Uluslararası kredi derecelendirme kuruluşu Moody’s Investors Service, Türkiye’nin kredi notunu, ödemeler dengesi risklerinin artması ve yetkililerin lirayı istikrara kavuşturmak ve yabancı rezerv tamponlarını yeniden oluşturmak konusunda ortodoks olmayan politikalara yönelmesi nedeniyle daha da düşürdü. Kuruluş, Türkiye’nin kredi notunu B2’den B3’ee indirdi ve derecelendirme görünümünü negatiften durağana çevirdi. Moody’s, Türkiye’nin cari açığının muhtemelen önceki beklentileri büyük bir farkla aşacağı ihtimaline işaret etti, bu da küresel finansal koşullar sıkılaştıkça dış finansman ihtiyacını artırıyor.
Moody’s not değerlendirmesinden öne çıkanlar;
· Yetkililer, para birimini istikrara kavuşturmak ve döviz tamponlarını eski haline getirmek için giderek alışılmışın dışında önlemlere başvurmak zorunda kalıyorlar.
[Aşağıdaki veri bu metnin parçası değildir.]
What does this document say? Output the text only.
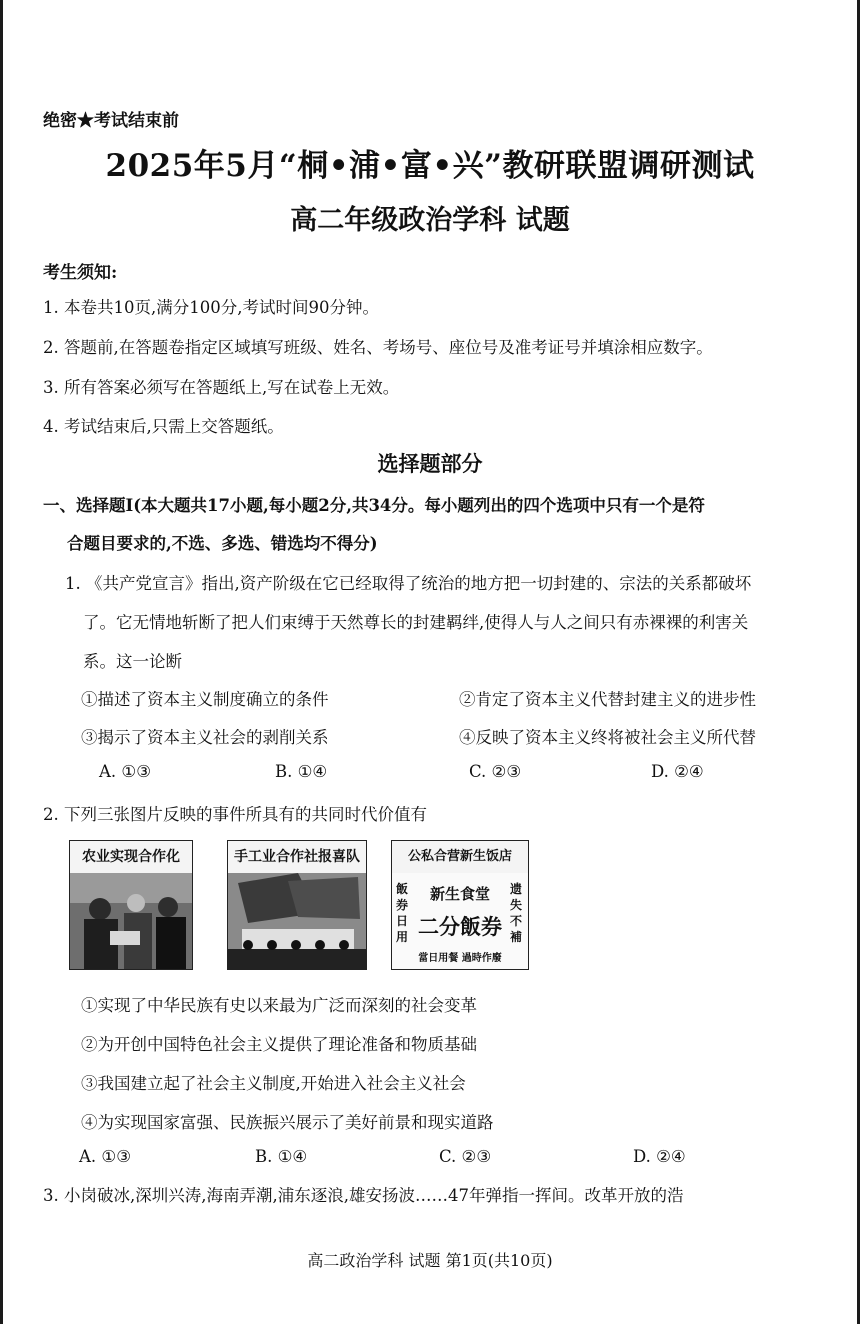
绝密★考试结束前
2025年5月“桐•浦•富•兴”教研联盟调研测试
高二年级政治学科 试题
考生须知:
1. 本卷共10页,满分100分,考试时间90分钟。
2. 答题前,在答题卷指定区域填写班级、姓名、考场号、座位号及准考证号并填涂相应数字。
3. 所有答案必须写在答题纸上,写在试卷上无效。
4. 考试结束后,只需上交答题纸。
选择题部分
一、选择题Ⅰ(本大题共17小题,每小题2分,共34分。每小题列出的四个选项中只有一个是符
合题目要求的,不选、多选、错选均不得分)
1. 《共产党宣言》指出,资产阶级在它已经取得了统治的地方把一切封建的、宗法的关系都破坏
了。它无情地斩断了把人们束缚于天然尊长的封建羁绊,使得人与人之间只有赤裸裸的利害关
系。这一论断
①描述了资本主义制度确立的条件	②肯定了资本主义代替封建主义的进步性
③揭示了资本主义社会的剥削关系	④反映了资本主义终将被社会主义所代替
A. ①③	B. ①④	C. ②③	D. ②④
2. 下列三张图片反映的事件所具有的共同时代价值有
农业实现合作化	手工业合作社报喜队	公私合营新生饭店
飯券日用
遗失不補
新生食堂
二分飯券
當日用餐 過時作廢
①实现了中华民族有史以来最为广泛而深刻的社会变革
②为开创中国特色社会主义提供了理论准备和物质基础
③我国建立起了社会主义制度,开始进入社会主义社会
④为实现国家富强、民族振兴展示了美好前景和现实道路
A. ①③	B. ①④	C. ②③	D. ②④
3. 小岗破冰,深圳兴涛,海南弄潮,浦东逐浪,雄安扬波……47年弹指一挥间。改革开放的浩
高二政治学科 试题 第1页(共10页)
· Moody’s, ülkenin cari hesap açığının bu yıl gayri safi yurtiçi hasılanın %6’sına yakın olacağını ve Rusya’nın Ukrayna’yı işgalinden önce beklenenden üç kat daha fazla olacağını tahmin ediyor.
· Moody’s, enerji ithalat fiyatlarının yüksek kalması ve turizm ve ihracat gelirlerinin azalması nedeniyle Türkiye’nin dış rezervlerinin de odak noktasında olduğunu söyledi. Altın hariç döviz rezervleri Ağustos başında 67,7 milyar dolara ulaşsa da, derecelendirme şirketi yılın büyük bölümünde düşüşte olduklarına dikkat çekti.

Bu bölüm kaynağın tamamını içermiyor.